As long as local barbecue aficionados can remember, Arlington’s traditional barbecue game has always been strong. Joints, restaurants, and ‘cue holes-in-the-wall like David’s BBQ, Oh My BBQ, and Eddie Deen’s Crossroads Smokehouse have done a serviceable job in the brisket, ribs, and sausage business.
Tastes in barbecue have dramatically changed over the past several years, though, as there’s been a statewide paradigm shift toward the Central Texas-style craft ‘cue popularized by places like Franklin’s in Austin. Fort Worth, in particular, has been quick to adapt (need we remind you that Goldee’s Barbecue has been crowned best in the state by Texas Monthly?), and now Arlington is catching up, with spots like Hurtado BBQ and a location of Dallas-based Lockhart Smokehouse.
Add to the mix 225 BBQ. What started out as a food trailer four years ago, nearly to the day, is now a full-fledged restaurant. Husband-wife owners Rene and Joyce Ramirez can now be found smoking meats and making creative sides in a brick-and-mortar location, just a few blocks from where they used to park their trailer.
Rather than open their own restaurant, the couple arranged to share space with an already-established business, Maverick’s, a popular sports bar. The couple and their staff run the kitchen, while Maverick’s handles the bar side of things. Rene says Texas’ brutal, unpredictable weather was the main factor in taking their business inside.
225 may not be as well-known as other new ‘cue spots (their trailer was only open one day a week), but the couple’s food has been ahead of the curve. Loyal, in-the-know customers will recall they were mixing barbecue with Mexican flavors long before it became a thing, and they were also early purveyors of experimental, non-traditional ‘cue dishes, such as brisket ramen, burritos stuffed with Hot Cheetos, and nachos made with Takis and brisket.
“I won’t serve something unless I’m satisfied with it,” says Rene, whose days as a barbecue cook started at family cookouts in Pleasant Grove, where he grew up. “I experiment a lot, and sometimes an item doesn’t hit the menu for months.”
Texas Monthly’s Daniel Vaughn was an early fan of 225, championing the trailer for its cherry bombs, bite-size habanero peppers stuffed with brisket and cream cheese and wrapped in bacon, then smoked and dipped in a spicy barbecue sauce and dusted with Parmesan and crowned with a jalapeno. A variation of the cherry bomb is the atomic bomb – it’s made with the ridiculously hot ghost pepper.

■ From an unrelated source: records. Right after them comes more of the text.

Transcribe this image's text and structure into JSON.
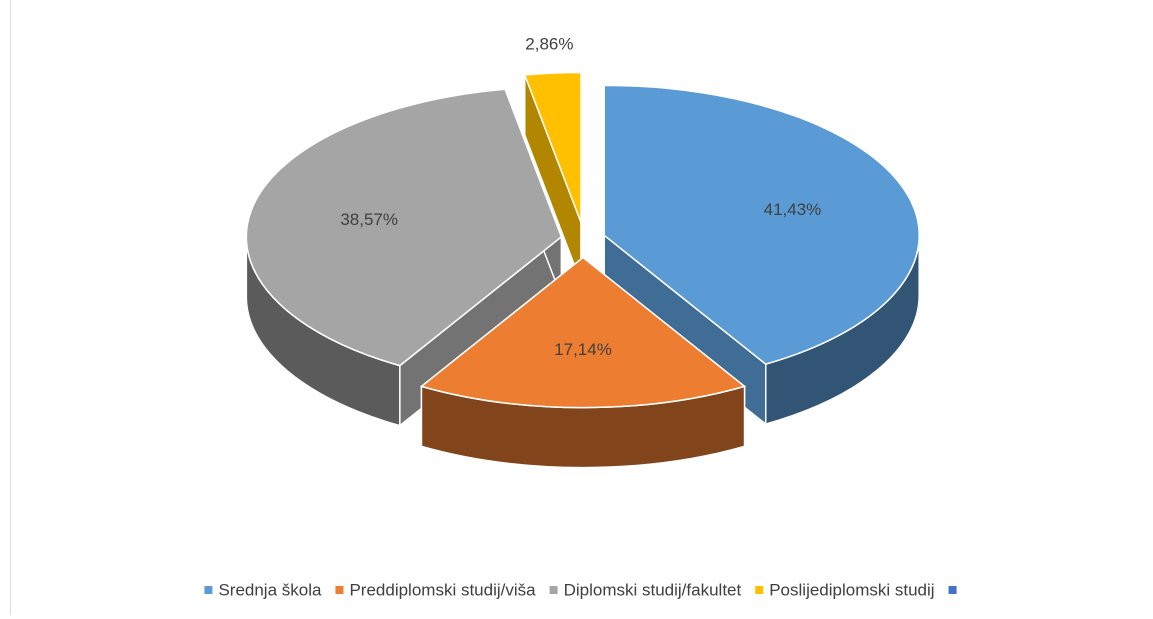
{
  "chart_data": {
    "type": "pie3d",
    "categories": [
      "Srednja škola",
      "Preddiplomski studij/viša",
      "Diplomski studij/fakultet",
      "Poslijediplomski studij",
      null
    ],
    "values": [
      41.43,
      17.14,
      38.57,
      2.86,
      null
    ],
    "value_labels": [
      "41,43%",
      "17,14%",
      "38,57%",
      "2,86%",
      null
    ],
    "colors": [
      "#5b9bd5",
      "#ed7d31",
      "#a5a5a5",
      "#ffc000",
      "#4472c4"
    ],
    "legend": "bottom"
  }
}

Ramirez named 225 after the temperature he uses to smoke his brisket, and the outcome is consistently solid, a mix of fat, bark, and meat that is as rich and it is smoky. Other menu items include pork ribs, birria tacos, sausage in rotating flavors, honey-glazed pork belly, barbacoa tacos, brisket burgers, and sides such as bacon-studded mashed potatoes, charro beans and elote topped with chopped brisket.
It was an unusually large menu for a trailer, but now, thanks to a bigger kitchen, Rene and Joyce have plenty of legroom.
“The bigger kitchen has been a dream come true,” he says. “There’s no telling what kind of stuff we can come up with now.”